World news · every source · your language

Science

NASA Chief Defends All-Male Artemis III Crew as Criticism Mounts

Administrator Jared Isaacman acknowledges 'disappointment to outrage' over the absence of women from the upcoming lunar mission, named for the goddess of the moon.

2026-06-11·United States·Synthesised from 2 sources
man in green and black suit with goggles in water
Photo: Serafin Reyna / Unsplash · illustrative

NASA Administrator Jared Isaacman publicly defended the selection of an all-male crew for the Artemis III mission on Wednesday, addressing a wave of criticism directed at the space agency over the historically charged omission. The mission, which aims to return humans to the lunar surface, is named after the Greek goddess of the moon — a detail that sharpened the irony for many observers.
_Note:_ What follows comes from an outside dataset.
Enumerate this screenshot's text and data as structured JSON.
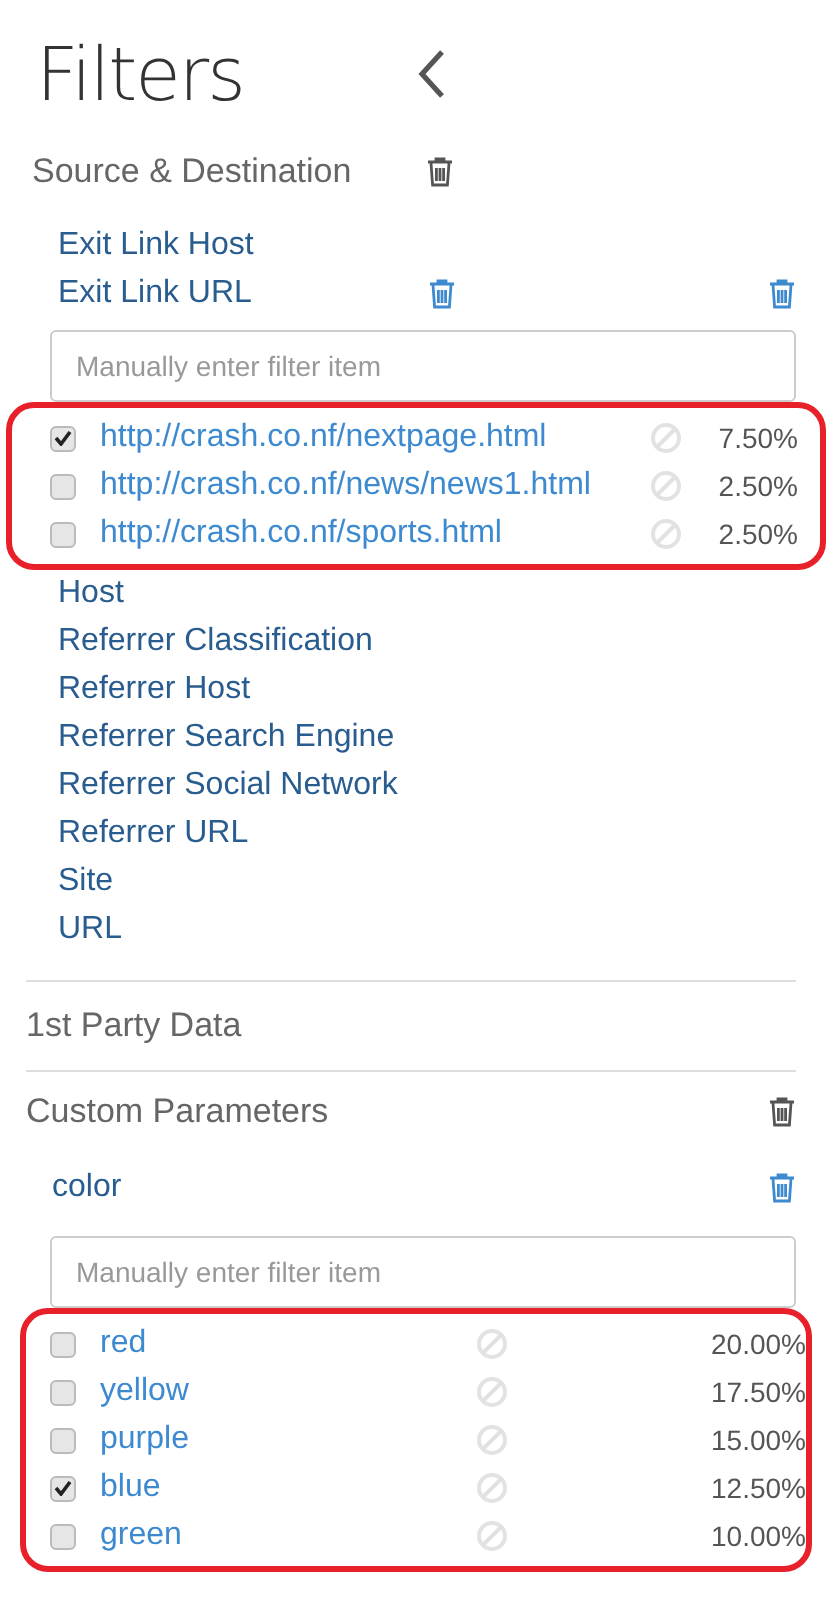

Isaacman, writing on X, acknowledged the breadth of public reaction to the crew announcement. 'I have seen reactions ranging from disappointment to outrage,' he wrote, signaling that NASA was aware the decision had struck a nerve well beyond specialist space-policy circles.
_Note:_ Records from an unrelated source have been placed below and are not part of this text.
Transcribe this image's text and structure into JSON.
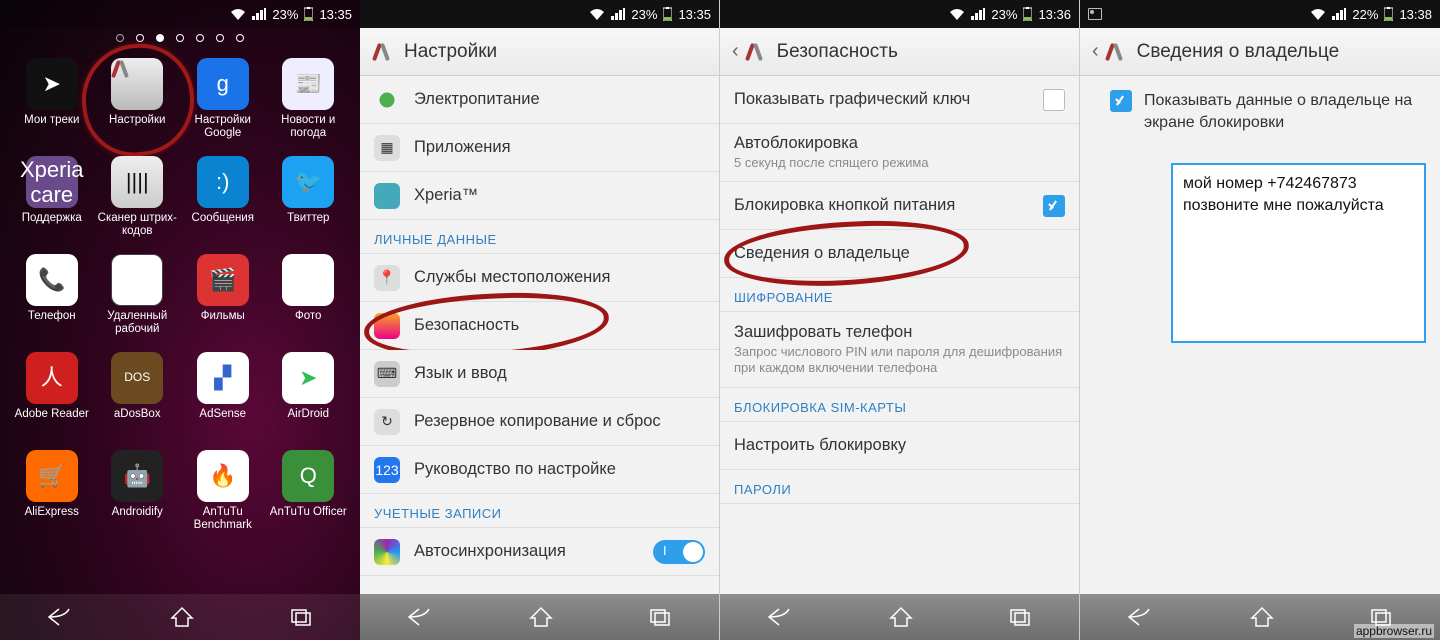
{
  "statusbar": {
    "battery1": "23%",
    "time1": "13:35",
    "battery2": "23%",
    "time2": "13:35",
    "battery3": "23%",
    "time3": "13:36",
    "battery4": "22%",
    "time4": "13:38"
  },
  "apps": [
    {
      "label": "Мои треки"
    },
    {
      "label": "Настройки"
    },
    {
      "label": "Настройки Google"
    },
    {
      "label": "Новости и погода"
    },
    {
      "label": "Поддержка"
    },
    {
      "label": "Сканер штрих-кодов"
    },
    {
      "label": "Сообщения"
    },
    {
      "label": "Твиттер"
    },
    {
      "label": "Телефон"
    },
    {
      "label": "Удаленный рабочий"
    },
    {
      "label": "Фильмы"
    },
    {
      "label": "Фото"
    },
    {
      "label": "Adobe Reader"
    },
    {
      "label": "aDosBox"
    },
    {
      "label": "AdSense"
    },
    {
      "label": "AirDroid"
    },
    {
      "label": "AliExpress"
    },
    {
      "label": "Androidify"
    },
    {
      "label": "AnTuTu Benchmark"
    },
    {
      "label": "AnTuTu Officer"
    }
  ],
  "settings": {
    "title": "Настройки",
    "items": {
      "power": "Электропитание",
      "apps": "Приложения",
      "xperia": "Xperia™",
      "section_personal": "ЛИЧНЫЕ ДАННЫЕ",
      "location": "Службы местоположения",
      "security": "Безопасность",
      "lang": "Язык и ввод",
      "backup": "Резервное копирование и сброс",
      "guide": "Руководство по настройке",
      "section_accounts": "УЧЕТНЫЕ ЗАПИСИ",
      "autosync": "Автосинхронизация"
    }
  },
  "security": {
    "title": "Безопасность",
    "pattern": "Показывать графический ключ",
    "autolock": "Автоблокировка",
    "autolock_sub": "5 секунд после спящего режима",
    "powerlock": "Блокировка кнопкой питания",
    "owner": "Сведения о владельце",
    "section_enc": "ШИФРОВАНИЕ",
    "encrypt": "Зашифровать телефон",
    "encrypt_sub": "Запрос числового PIN или пароля для дешифрования при каждом включении телефона",
    "section_sim": "БЛОКИРОВКА SIM-КАРТЫ",
    "simlock": "Настроить блокировку",
    "section_pwd": "ПАРОЛИ"
  },
  "owner": {
    "title": "Сведения о владельце",
    "checkbox_label": "Показывать данные о владельце на экране блокировки",
    "text": "мой номер +742467873 позвоните мне пожалуйста"
  },
  "watermark": "appbrowser.ru"
}
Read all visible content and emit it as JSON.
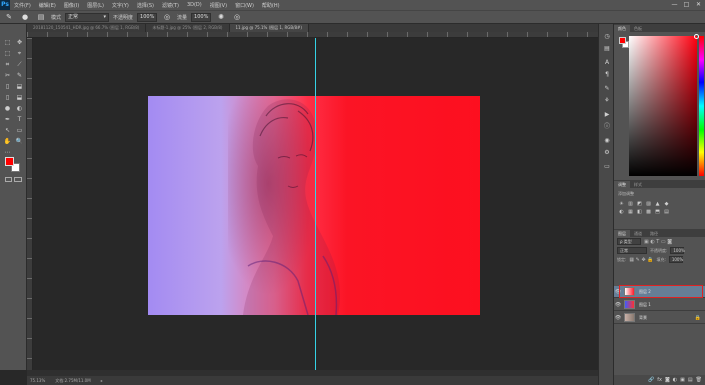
{
  "app": {
    "logo": "Ps",
    "menus": [
      "文件(F)",
      "编辑(E)",
      "图像(I)",
      "图层(L)",
      "文字(Y)",
      "选择(S)",
      "滤镜(T)",
      "3D(D)",
      "视图(V)",
      "窗口(W)",
      "帮助(H)"
    ],
    "window_controls": [
      "—",
      "□",
      "✕"
    ]
  },
  "options": {
    "mode_label": "模式",
    "mode_value": "正常",
    "opacity_label": "不透明度",
    "opacity_value": "100%",
    "flow_label": "流量",
    "flow_value": "100%"
  },
  "tabs": [
    {
      "label": "20181120_150541_HDR.jpg @ 66.7% (图层 1, RGB/8)",
      "active": false
    },
    {
      "label": "未标题-1.jpg @ 25% (图层 2, RGB/8)",
      "active": false
    },
    {
      "label": "11.jpg @ 75.1% (图层 1, RGB/8#)",
      "active": true
    }
  ],
  "tools": [
    "⬚",
    "⬚",
    "✥",
    "⌖",
    "⟋",
    "⌗",
    "✂",
    "✎",
    "▯",
    "⬓",
    "✒",
    "✐",
    "●",
    "◐",
    "T",
    "↖",
    "▭",
    "✋",
    "🔍",
    "⋯"
  ],
  "status": {
    "zoom": "75.13%",
    "doc": "文档:2.75M/11.0M"
  },
  "color_panel": {
    "tabs": [
      "颜色",
      "色板"
    ]
  },
  "adjust_panel": {
    "tabs": [
      "调整",
      "样式"
    ],
    "label": "添加调整",
    "icons": [
      "☀",
      "▥",
      "◩",
      "▨",
      "▲",
      "◆",
      "◐",
      "▦",
      "◧",
      "▩",
      "⬒",
      "▤"
    ]
  },
  "layers_panel": {
    "tabs": [
      "图层",
      "通道",
      "路径"
    ],
    "kind": "ρ 类型",
    "blend": "正常",
    "opacity_label": "不透明度:",
    "opacity_value": "100%",
    "lock_label": "锁定:",
    "fill_label": "填充:",
    "fill_value": "100%",
    "layers": [
      {
        "name": "图层 2",
        "selected": true,
        "thumb_colors": [
          "#ff1a2a",
          "#ffffff"
        ]
      },
      {
        "name": "图层 1",
        "selected": false,
        "thumb_colors": [
          "#3e5cff",
          "#ff3030"
        ]
      },
      {
        "name": "背景",
        "selected": false,
        "thumb_colors": [
          "#c8b0a8",
          "#8a7a70"
        ]
      }
    ],
    "footer_icons": [
      "🔗",
      "fx",
      "◙",
      "◐",
      "▣",
      "▤",
      "🗑"
    ]
  },
  "colors": {
    "foreground": "#ff0000",
    "background": "#ffffff",
    "guide": "#34d3e6",
    "layer_highlight": "#e02222"
  }
}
The administrator pointed to his own record on crew diversity, noting he had flown to space twice with crews that included women. The reference appeared intended to establish his personal credibility on inclusion, even as he defended a mission roster that does not reflect it.

The decision is particularly sensitive given Artemis's stated ambitions. NASA has long billed the program as the effort that would put 'the first woman and first person of color' on the Moon — a promise written into the program's founding rationale and repeatedly cited by officials and members of Congress as a benchmark of progress.
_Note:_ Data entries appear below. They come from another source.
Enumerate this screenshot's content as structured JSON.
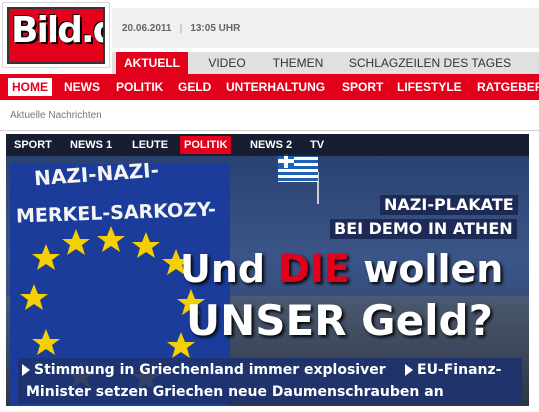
{
  "header": {
    "logo_text": "Bild.de",
    "date": "20.06.2011",
    "time": "13:05 UHR"
  },
  "main_tabs": [
    "AKTUELL",
    "VIDEO",
    "THEMEN",
    "SCHLAGZEILEN DES TAGES"
  ],
  "nav": [
    "HOME",
    "NEWS",
    "POLITIK",
    "GELD",
    "UNTERHALTUNG",
    "SPORT",
    "LIFESTYLE",
    "RATGEBER"
  ],
  "breadcrumb": "Aktuelle Nachrichten",
  "hero": {
    "categories": [
      "SPORT",
      "NEWS 1",
      "LEUTE",
      "POLITIK",
      "NEWS 2",
      "TV"
    ],
    "banner_text": [
      "NAZI-NAZI-",
      "MERKEL-SARKOZY-"
    ],
    "kicker": [
      "NAZI-PLAKATE",
      "BEI DEMO IN ATHEN"
    ],
    "headline_line1_pre": "Und ",
    "headline_line1_em": "DIE",
    "headline_line1_post": " wollen",
    "headline_line2": "UNSER Geld?",
    "teaser_1": "Stimmung in Griechenland immer explosiver",
    "teaser_2a": "EU-Finanz-",
    "teaser_2b": "Minister setzen Griechen neue Daumenschrauben an"
  },
  "colors": {
    "brand_red": "#e2001a",
    "navy": "#1c2a55"
  }
}
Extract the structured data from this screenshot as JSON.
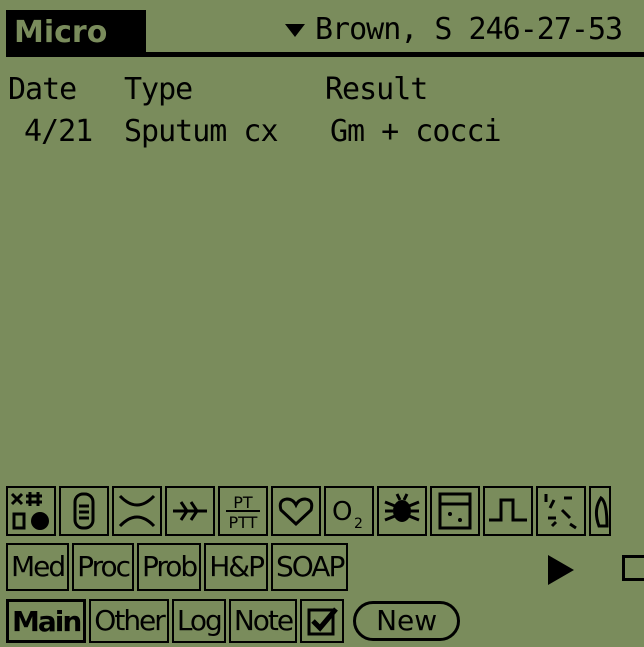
{
  "header": {
    "title": "Micro",
    "patient": "Brown, S 246-27-53"
  },
  "table": {
    "columns": [
      "Date",
      "Type",
      "Result"
    ],
    "rows": [
      {
        "date": "4/21",
        "type": "Sputum cx",
        "result": "Gm + cocci"
      }
    ]
  },
  "icons": [
    {
      "name": "orders-icon"
    },
    {
      "name": "tube-icon"
    },
    {
      "name": "xray-icon"
    },
    {
      "name": "ekg-icon"
    },
    {
      "name": "pt-ptt-icon",
      "label_top": "PT",
      "label_bottom": "PTT"
    },
    {
      "name": "heart-icon"
    },
    {
      "name": "o2-icon",
      "label": "O"
    },
    {
      "name": "bug-icon"
    },
    {
      "name": "urine-cup-icon"
    },
    {
      "name": "pulse-icon"
    },
    {
      "name": "sparkle-icon"
    },
    {
      "name": "lungs-icon"
    }
  ],
  "categories": [
    "Med",
    "Proc",
    "Prob",
    "H&P",
    "SOAP"
  ],
  "tabs": [
    {
      "label": "Main",
      "active": true
    },
    {
      "label": "Other"
    },
    {
      "label": "Log"
    },
    {
      "label": "Note"
    }
  ],
  "new_button": "New",
  "colors": {
    "background": "#7a8c5c",
    "foreground": "#000000"
  }
}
Criticism centered on the gap between that stated commitment and the all-male composition of the Artemis III crew. Observers across the political spectrum noted the tension, with some framing it as a retreat from a milestone that had been central to the program's public identity, while others focused on operational or scheduling factors that NASA has cited in crew selection decisions.

Artemis III is structured as a test mission for the lunar landing system, and agency officials have indicated that technical and certification requirements played a role in crew assignments. NASA has not publicly detailed the full criteria that led to the specific roster, leaving some of the agency's reasoning opaque to outside scrutiny.

The Artemis program was established in 2017 and has already faced repeated delays, cost overruns, and congressional scrutiny. The crew-diversity pledge was among the program's most visible public commitments, used to build political support and to distinguish the new lunar effort from the all-male Apollo missions of the 1960s and 70s.

It remains unclear whether subsequent Artemis missions will include female astronauts in time to fulfill the original promise. NASA has not announced firm crew assignments for Artemis IV or beyond, leaving open the question of when — or whether — the agency will achieve the landmark it has held out as a defining goal of the program.